Kingsley Agyemang (born November 24, 1979) is a Ghanaian administrator, chartered Insurer, and member of the New Patriotic Party (NPP). He is the member of Parliament for Akim Abuakwa South (Ghana parliament constituency) in the Eastern Region. He represents the constituency in the Ninth Parliament of the Fourth Republic of Ghana as a member of the New Patriotic Party.

He was appointed registrar of the Ghana Scholarship Secretariat under the second term of Nana Akufo-Addo.

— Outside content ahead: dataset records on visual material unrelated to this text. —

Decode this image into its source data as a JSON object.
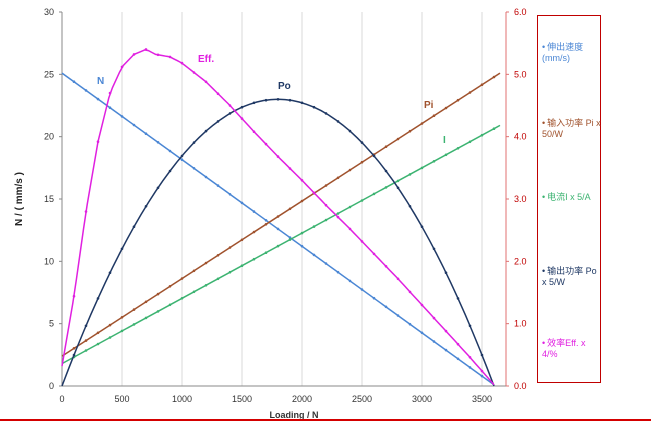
{
  "chart_data": {
    "type": "line",
    "xlabel": "Loading  / N",
    "ylabel": "N / ( mm/s )",
    "xlim": [
      0,
      3700
    ],
    "ylim_left": [
      0,
      30
    ],
    "ylim_right": [
      0,
      6.0
    ],
    "x_ticks": [
      "0",
      "500",
      "1000",
      "1500",
      "2000",
      "2500",
      "3000",
      "3500"
    ],
    "y_ticks_left": [
      "0",
      "5",
      "10",
      "15",
      "20",
      "25",
      "30"
    ],
    "y_ticks_right": [
      "0.0",
      "1.0",
      "2.0",
      "3.0",
      "4.0",
      "5.0",
      "6.0"
    ],
    "grid": "vertical",
    "series": [
      {
        "name": "N",
        "label": "N",
        "axis": "left",
        "color": "#4a86d4",
        "x": [
          0,
          3600
        ],
        "y": [
          25.1,
          0.1
        ]
      },
      {
        "name": "Pi",
        "label": "Pi",
        "axis": "left",
        "color": "#a0522d",
        "x": [
          0,
          3650
        ],
        "y": [
          2.4,
          25.1
        ]
      },
      {
        "name": "I",
        "label": "I",
        "axis": "left",
        "color": "#3cb371",
        "x": [
          0,
          3650
        ],
        "y": [
          1.8,
          20.9
        ]
      },
      {
        "name": "Po",
        "label": "Po",
        "axis": "left",
        "color": "#1f3864",
        "x": [
          0,
          1800,
          3600
        ],
        "y": [
          0,
          23,
          0
        ]
      },
      {
        "name": "Eff.",
        "label": "Eff.",
        "axis": "left",
        "color": "#e020e0",
        "x": [
          0,
          100,
          200,
          300,
          400,
          500,
          600,
          700,
          780,
          900,
          1000,
          1200,
          1400,
          1600,
          1800,
          2000,
          2200,
          2400,
          2600,
          2800,
          3000,
          3200,
          3400,
          3500,
          3600
        ],
        "y": [
          1.6,
          7.2,
          14.0,
          19.6,
          23.5,
          25.6,
          26.6,
          27.0,
          26.6,
          26.4,
          25.9,
          24.4,
          22.5,
          20.4,
          18.4,
          16.5,
          14.5,
          12.6,
          10.6,
          8.6,
          6.5,
          4.4,
          2.3,
          1.2,
          0.1
        ]
      }
    ]
  },
  "legend": {
    "items": [
      {
        "label": "伸出速度 (mm/s)",
        "color": "#4a86d4"
      },
      {
        "label": "输入功率 Pi x 50/W",
        "color": "#a0522d"
      },
      {
        "label": "电流I x 5/A",
        "color": "#3cb371"
      },
      {
        "label": "输出功率 Po x 5/W",
        "color": "#1f3864"
      },
      {
        "label": "效率Eff. x 4/%",
        "color": "#e020e0"
      }
    ]
  }
}
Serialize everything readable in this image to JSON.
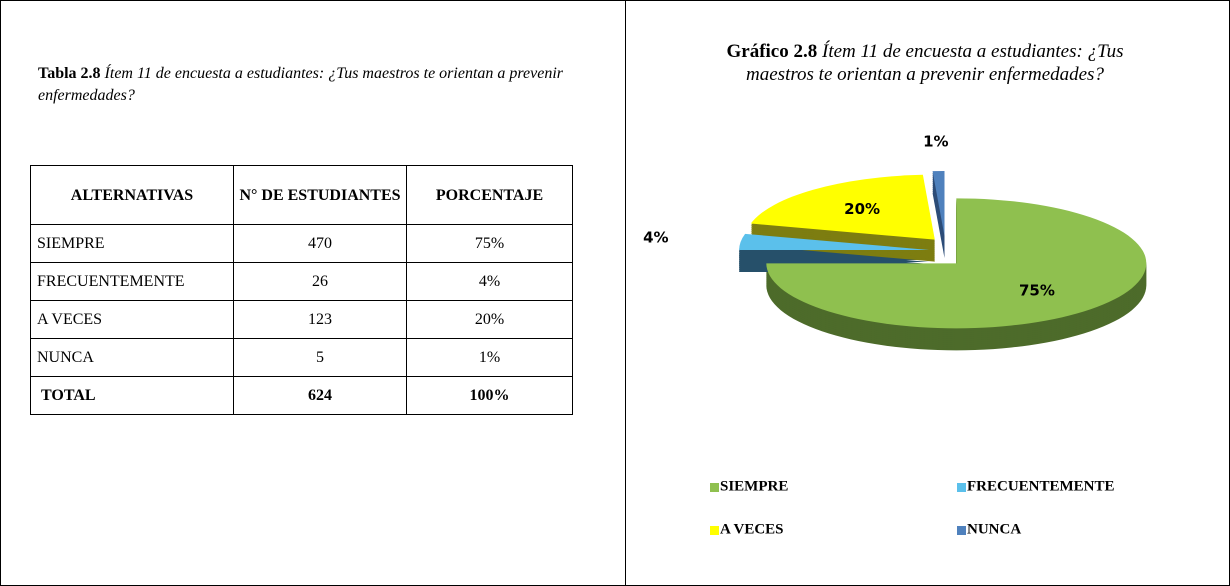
{
  "table_caption": {
    "label": "Tabla 2.8",
    "text": "Ítem 11 de encuesta a estudiantes: ¿Tus maestros te orientan a prevenir enfermedades?"
  },
  "table": {
    "header": [
      "ALTERNATIVAS",
      "N° DE ESTUDIANTES",
      "PORCENTAJE"
    ],
    "rows": [
      [
        "SIEMPRE",
        "470",
        "75%"
      ],
      [
        "FRECUENTEMENTE",
        "26",
        "4%"
      ],
      [
        "A VECES",
        "123",
        "20%"
      ],
      [
        "NUNCA",
        "5",
        "1%"
      ]
    ],
    "total": [
      "TOTAL",
      "624",
      "100%"
    ]
  },
  "chart_data": {
    "type": "pie",
    "title_label": "Gráfico 2.8",
    "title": "Ítem 11 de encuesta a estudiantes: ¿Tus maestros te orientan a prevenir enfermedades?",
    "categories": [
      "SIEMPRE",
      "FRECUENTEMENTE",
      "A VECES",
      "NUNCA"
    ],
    "values": [
      75,
      4,
      20,
      1
    ],
    "value_labels": [
      "75%",
      "4%",
      "20%",
      "1%"
    ],
    "colors": [
      "#8fc04f",
      "#5bc0eb",
      "#ffff00",
      "#4f81bd"
    ],
    "side_colors": [
      "#4d6b2a",
      "#26506a",
      "#7d7d10",
      "#2d4d78"
    ]
  }
}
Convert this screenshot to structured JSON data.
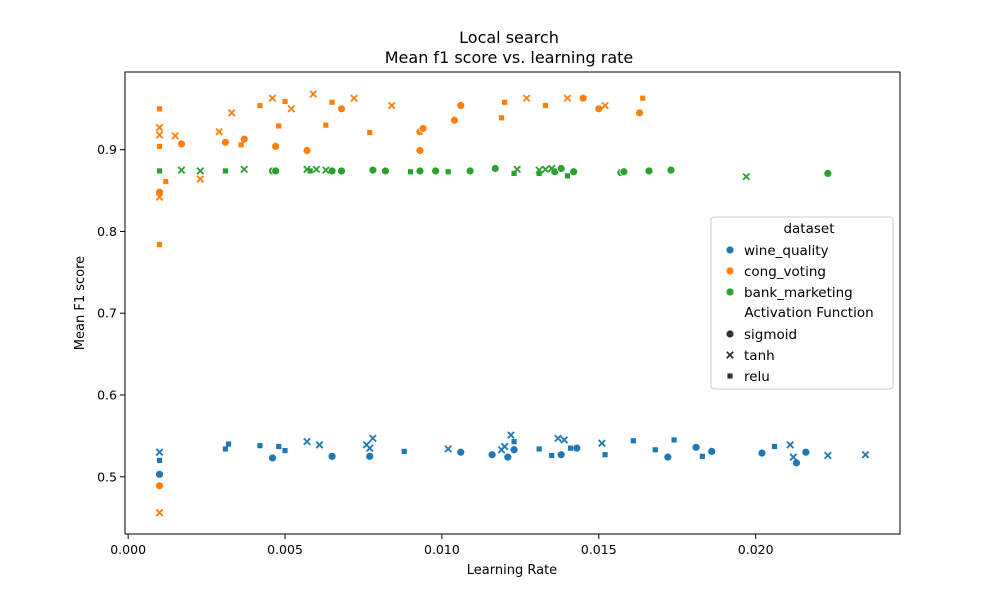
{
  "chart_data": {
    "type": "scatter",
    "title": "Local search",
    "subtitle": "Mean f1 score vs. learning rate",
    "xlabel": "Learning Rate",
    "ylabel": "Mean F1 score",
    "xlim": [
      -0.0001,
      0.0246
    ],
    "ylim": [
      0.43,
      0.995
    ],
    "xticks": [
      0.0,
      0.005,
      0.01,
      0.015,
      0.02
    ],
    "xtick_labels": [
      "0.000",
      "0.005",
      "0.010",
      "0.015",
      "0.020"
    ],
    "yticks": [
      0.5,
      0.6,
      0.7,
      0.8,
      0.9
    ],
    "ytick_labels": [
      "0.5",
      "0.6",
      "0.7",
      "0.8",
      "0.9"
    ],
    "grid": false,
    "legend": {
      "placement": "center-right",
      "hue_title": "dataset",
      "style_title": "Activation Function",
      "datasets": [
        {
          "name": "wine_quality",
          "color": "#1f77b4"
        },
        {
          "name": "cong_voting",
          "color": "#ff7f0e"
        },
        {
          "name": "bank_marketing",
          "color": "#2ca02c"
        }
      ],
      "markers": [
        {
          "name": "sigmoid",
          "shape": "circle"
        },
        {
          "name": "tanh",
          "shape": "x"
        },
        {
          "name": "relu",
          "shape": "square"
        }
      ]
    },
    "series": [
      {
        "dataset": "wine_quality",
        "activation": "sigmoid",
        "color": "#1f77b4",
        "points": [
          [
            0.001,
            0.503
          ],
          [
            0.0046,
            0.523
          ],
          [
            0.0065,
            0.525
          ],
          [
            0.0077,
            0.525
          ],
          [
            0.0106,
            0.53
          ],
          [
            0.0116,
            0.527
          ],
          [
            0.0121,
            0.524
          ],
          [
            0.0123,
            0.533
          ],
          [
            0.0138,
            0.527
          ],
          [
            0.0143,
            0.535
          ],
          [
            0.0172,
            0.524
          ],
          [
            0.0181,
            0.536
          ],
          [
            0.0186,
            0.531
          ],
          [
            0.0202,
            0.529
          ],
          [
            0.0213,
            0.517
          ],
          [
            0.0216,
            0.53
          ]
        ]
      },
      {
        "dataset": "wine_quality",
        "activation": "tanh",
        "color": "#1f77b4",
        "points": [
          [
            0.001,
            0.53
          ],
          [
            0.0057,
            0.543
          ],
          [
            0.0061,
            0.539
          ],
          [
            0.0076,
            0.539
          ],
          [
            0.0077,
            0.535
          ],
          [
            0.0078,
            0.547
          ],
          [
            0.0102,
            0.534
          ],
          [
            0.0119,
            0.533
          ],
          [
            0.012,
            0.537
          ],
          [
            0.0122,
            0.551
          ],
          [
            0.0137,
            0.547
          ],
          [
            0.0139,
            0.545
          ],
          [
            0.0151,
            0.541
          ],
          [
            0.0211,
            0.539
          ],
          [
            0.0212,
            0.524
          ],
          [
            0.0223,
            0.526
          ],
          [
            0.0235,
            0.527
          ]
        ]
      },
      {
        "dataset": "wine_quality",
        "activation": "relu",
        "color": "#1f77b4",
        "points": [
          [
            0.001,
            0.52
          ],
          [
            0.0031,
            0.534
          ],
          [
            0.0032,
            0.54
          ],
          [
            0.0042,
            0.538
          ],
          [
            0.0048,
            0.537
          ],
          [
            0.005,
            0.532
          ],
          [
            0.0088,
            0.531
          ],
          [
            0.0123,
            0.543
          ],
          [
            0.0131,
            0.534
          ],
          [
            0.0135,
            0.526
          ],
          [
            0.0141,
            0.535
          ],
          [
            0.0152,
            0.527
          ],
          [
            0.0161,
            0.544
          ],
          [
            0.0168,
            0.533
          ],
          [
            0.0174,
            0.545
          ],
          [
            0.0183,
            0.525
          ],
          [
            0.0206,
            0.537
          ]
        ]
      },
      {
        "dataset": "cong_voting",
        "activation": "sigmoid",
        "color": "#ff7f0e",
        "points": [
          [
            0.001,
            0.848
          ],
          [
            0.001,
            0.489
          ],
          [
            0.0017,
            0.907
          ],
          [
            0.0031,
            0.909
          ],
          [
            0.0037,
            0.913
          ],
          [
            0.0047,
            0.904
          ],
          [
            0.0057,
            0.899
          ],
          [
            0.0068,
            0.95
          ],
          [
            0.0093,
            0.922
          ],
          [
            0.0094,
            0.926
          ],
          [
            0.0093,
            0.899
          ],
          [
            0.0104,
            0.936
          ],
          [
            0.0106,
            0.954
          ],
          [
            0.0145,
            0.963
          ],
          [
            0.015,
            0.95
          ],
          [
            0.0163,
            0.945
          ]
        ]
      },
      {
        "dataset": "cong_voting",
        "activation": "tanh",
        "color": "#ff7f0e",
        "points": [
          [
            0.001,
            0.927
          ],
          [
            0.001,
            0.918
          ],
          [
            0.001,
            0.842
          ],
          [
            0.001,
            0.456
          ],
          [
            0.0015,
            0.917
          ],
          [
            0.0023,
            0.864
          ],
          [
            0.0029,
            0.922
          ],
          [
            0.0033,
            0.945
          ],
          [
            0.0046,
            0.963
          ],
          [
            0.0052,
            0.95
          ],
          [
            0.0059,
            0.968
          ],
          [
            0.0072,
            0.963
          ],
          [
            0.0084,
            0.954
          ],
          [
            0.0127,
            0.963
          ],
          [
            0.014,
            0.963
          ],
          [
            0.0152,
            0.954
          ]
        ]
      },
      {
        "dataset": "cong_voting",
        "activation": "relu",
        "color": "#ff7f0e",
        "points": [
          [
            0.001,
            0.95
          ],
          [
            0.001,
            0.904
          ],
          [
            0.001,
            0.784
          ],
          [
            0.0012,
            0.861
          ],
          [
            0.0036,
            0.906
          ],
          [
            0.0042,
            0.954
          ],
          [
            0.0048,
            0.929
          ],
          [
            0.005,
            0.959
          ],
          [
            0.0063,
            0.93
          ],
          [
            0.0065,
            0.958
          ],
          [
            0.0077,
            0.921
          ],
          [
            0.0119,
            0.939
          ],
          [
            0.012,
            0.958
          ],
          [
            0.0133,
            0.954
          ],
          [
            0.0164,
            0.963
          ]
        ]
      },
      {
        "dataset": "bank_marketing",
        "activation": "sigmoid",
        "color": "#2ca02c",
        "points": [
          [
            0.0046,
            0.874
          ],
          [
            0.0047,
            0.874
          ],
          [
            0.0065,
            0.874
          ],
          [
            0.0068,
            0.874
          ],
          [
            0.0078,
            0.875
          ],
          [
            0.0082,
            0.874
          ],
          [
            0.0093,
            0.874
          ],
          [
            0.0098,
            0.874
          ],
          [
            0.0109,
            0.874
          ],
          [
            0.0117,
            0.877
          ],
          [
            0.0136,
            0.873
          ],
          [
            0.0138,
            0.877
          ],
          [
            0.0142,
            0.873
          ],
          [
            0.0157,
            0.872
          ],
          [
            0.0158,
            0.873
          ],
          [
            0.0166,
            0.874
          ],
          [
            0.0173,
            0.875
          ],
          [
            0.0223,
            0.871
          ]
        ]
      },
      {
        "dataset": "bank_marketing",
        "activation": "tanh",
        "color": "#2ca02c",
        "points": [
          [
            0.0017,
            0.875
          ],
          [
            0.0023,
            0.874
          ],
          [
            0.0037,
            0.876
          ],
          [
            0.0057,
            0.876
          ],
          [
            0.006,
            0.876
          ],
          [
            0.0063,
            0.875
          ],
          [
            0.0124,
            0.876
          ],
          [
            0.0131,
            0.875
          ],
          [
            0.0133,
            0.876
          ],
          [
            0.0135,
            0.877
          ],
          [
            0.0197,
            0.867
          ]
        ]
      },
      {
        "dataset": "bank_marketing",
        "activation": "relu",
        "color": "#2ca02c",
        "points": [
          [
            0.001,
            0.874
          ],
          [
            0.0031,
            0.874
          ],
          [
            0.0058,
            0.874
          ],
          [
            0.009,
            0.873
          ],
          [
            0.0102,
            0.873
          ],
          [
            0.0123,
            0.871
          ],
          [
            0.0131,
            0.871
          ],
          [
            0.014,
            0.868
          ]
        ]
      }
    ]
  }
}
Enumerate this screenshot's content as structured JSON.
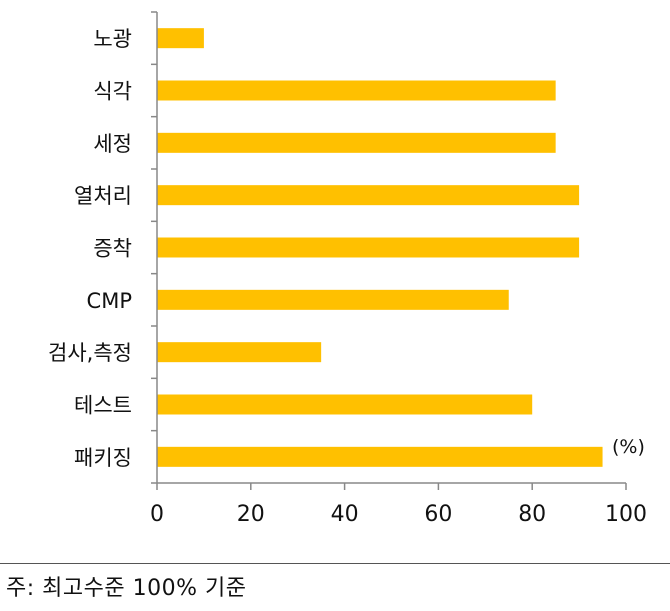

== Early life and education ==
He was born in Asiakwa in the Eastern Region of Ghana. He attended the University of Ghana, Legon and graduated with a Bachelor of Science degree in Administration in 2004. He proceeded to the Central University (Ghana) and obtained an MBA in 2012 and later in 2022, he was awarded a PHD from Brunel University of London.

== Career ==
In the 2024 Ghanaian general election, he won the Akim Abuakwa South (Ghana parliament constituency) elections, polling 27,011 votes against his contender Nana Addo Sarong Aikins of the National Democratic Congress (Ghana) who polled 7,454 votes.

== Scholarship Secretariat ==
Kingsley Agyemang was the registrar of the Ghana Scholarship Secretariat under the second term of Nana Akuffo-Addo. He was later accused of scholarship during his tenure as the registrar and was invited by the Bureau of National Intelligence to assist investigation.